Unemployment and Worker Participation in the Gig Economy: Evidence from an Online Labor Market
成果类型:
Article
署名作者:
Huang, Ni; Burtch, Gordon; Hong, Yili; Pavlou, Paul A.
署名单位:
Arizona State University; Arizona State University-Tempe; University of Minnesota System; University of Minnesota Twin Cities; University of Houston System; University of Houston
刊物名称:
INFORMATION SYSTEMS RESEARCH
ISSN/ISSBN:
1047-7047
DOI:
10.1287/isre.2019.0896
发表日期:
2020
页码:
431-448
关键词:
MIGRATION
BUSINESS
MODEL
摘要:
The gig economy has low barriers to entry, enabling flexible work arrangements and allowing workers to engage in contingent employment, whenever, and in some cases, such as online labor markets, wherever, workers desire. The growth of the gig economy has been partly attributed to technological advancements that enable flexible work environments. In this study, we consider the role of an alternative driver, economic downturns, and associated financial stressors in the offline economy, for example, unemployment. As the exact nature of the relationship between online labor supply and offline unemployment is not immediately clear, in this work, we seek to quantify the relationship, exploring heterogeneity across a variety of county-specific characteristics. We study these relationships in the context of a leading online labor market, combining data on the participation of workers residing in counties across the United States with county-level data on unemployment from the Bureau of Labor Statistics.
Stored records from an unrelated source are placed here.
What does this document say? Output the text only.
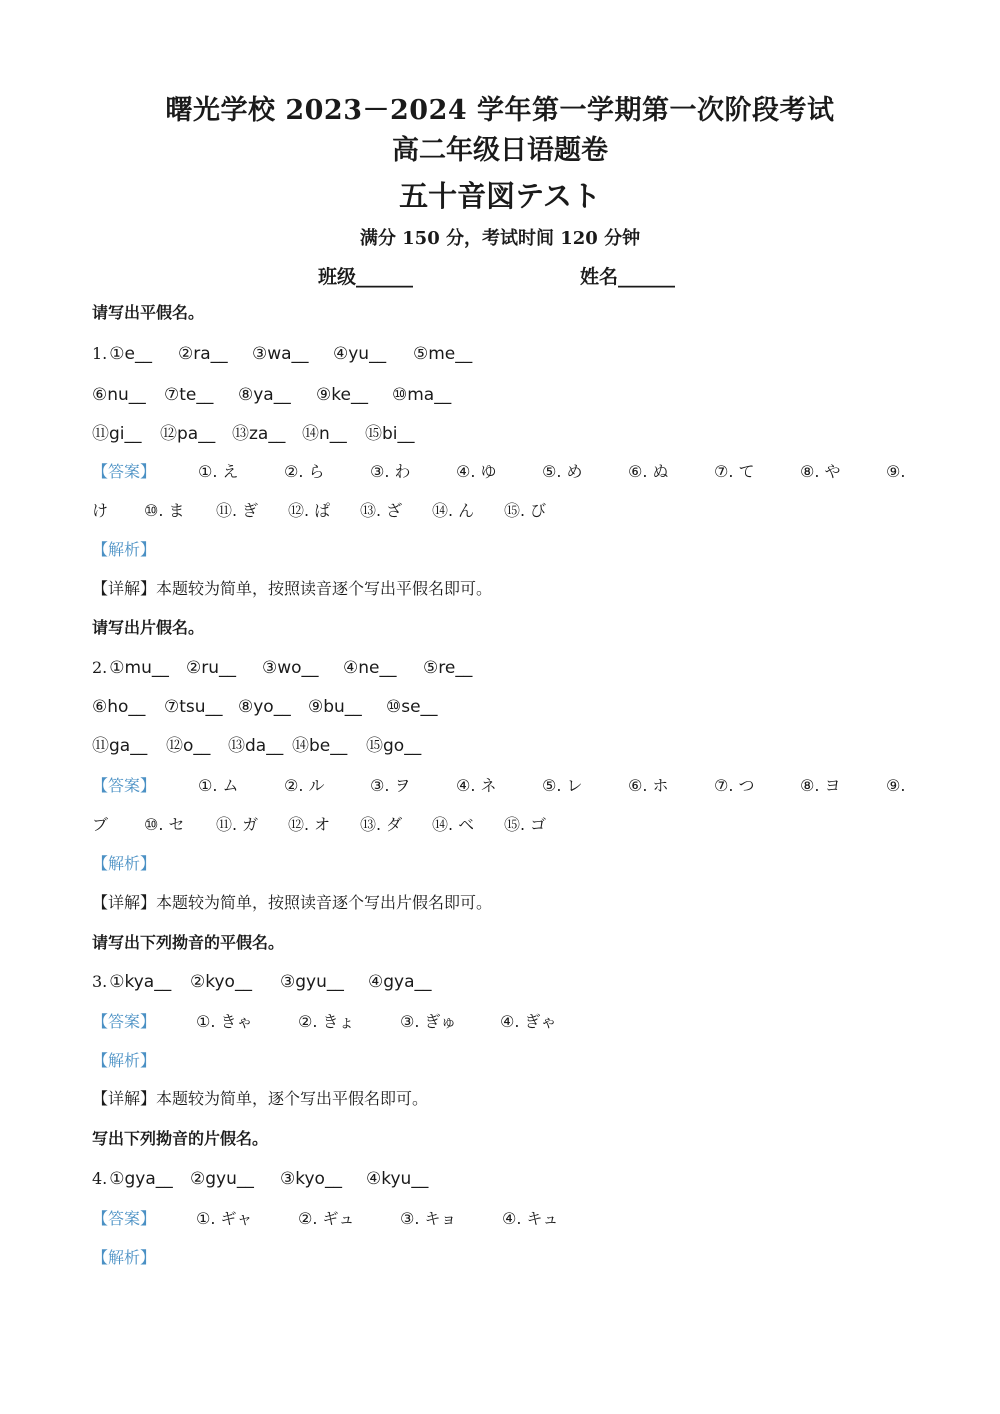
曙光学校 2023－2024 学年第一学期第一次阶段考试
高二年级日语题卷
五十音図テスト
满分 150 分，考试时间 120 分钟
班级______	姓名______
请写出平假名。
1. ①e__ ②ra__ ③wa__ ④yu__ ⑤me__
⑥nu__ ⑦te__ ⑧ya__ ⑨ke__ ⑩ma__
⑪gi__ ⑫pa__ ⑬za__ ⑭n__ ⑮bi__
【答案】	①. え	②. ら	③. わ	④. ゆ	⑤. め	⑥. ぬ	⑦. て	⑧. や	⑨.
け ⑩. ま ⑪. ぎ ⑫. ぱ ⑬. ざ ⑭. ん ⑮. び
【解析】
【详解】本题较为简单，按照读音逐个写出平假名即可。
请写出片假名。
2. ①mu__ ②ru__ ③wo__ ④ne__ ⑤re__
⑥ho__ ⑦tsu__ ⑧yo__ ⑨bu__ ⑩se__
⑪ga__ ⑫o__ ⑬da__ ⑭be__ ⑮go__
【答案】	①. ム	②. ル	③. ヲ	④. ネ	⑤. レ	⑥. ホ	⑦. つ	⑧. ヨ	⑨.
ブ ⑩. セ ⑪. ガ ⑫. オ ⑬. ダ ⑭. ベ ⑮. ゴ
【解析】
【详解】本题较为简单，按照读音逐个写出片假名即可。
请写出下列拗音的平假名。
3. ①kya__ ②kyo__ ③gyu__ ④gya__
【答案】 ①. きゃ	②. きょ	③. ぎゅ	④. ぎゃ
【解析】
【详解】本题较为简单，逐个写出平假名即可。
写出下列拗音的片假名。
4. ①gya__ ②gyu__ ③kyo__ ④kyu__
【答案】 ①. ギャ	②. ギュ	③. キョ	④. キュ
【解析】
Our results demonstrate a positive and significant association between local (county) unemployment in the traditional offline labor market and the supply of online workers residing in the same county, as well as significantly larger volumes of online project bidding activity from workers in the same county. Specifically, we estimate that a 1% increase in county unemployment is associated with a 21.8% increase in the volume of county residents actively working online at the platform. Furthermore, our results suggest significant heterogeneity in the relationship, such that a significantly larger supply of online labor manifests when unemployment occurs in counties characterized by better internet access, younger and more educated populations, and populations whose social ties are dispersed over a wider geographic area. We discuss the theoretical and practical implications for workers, online labor markets, and policy makers.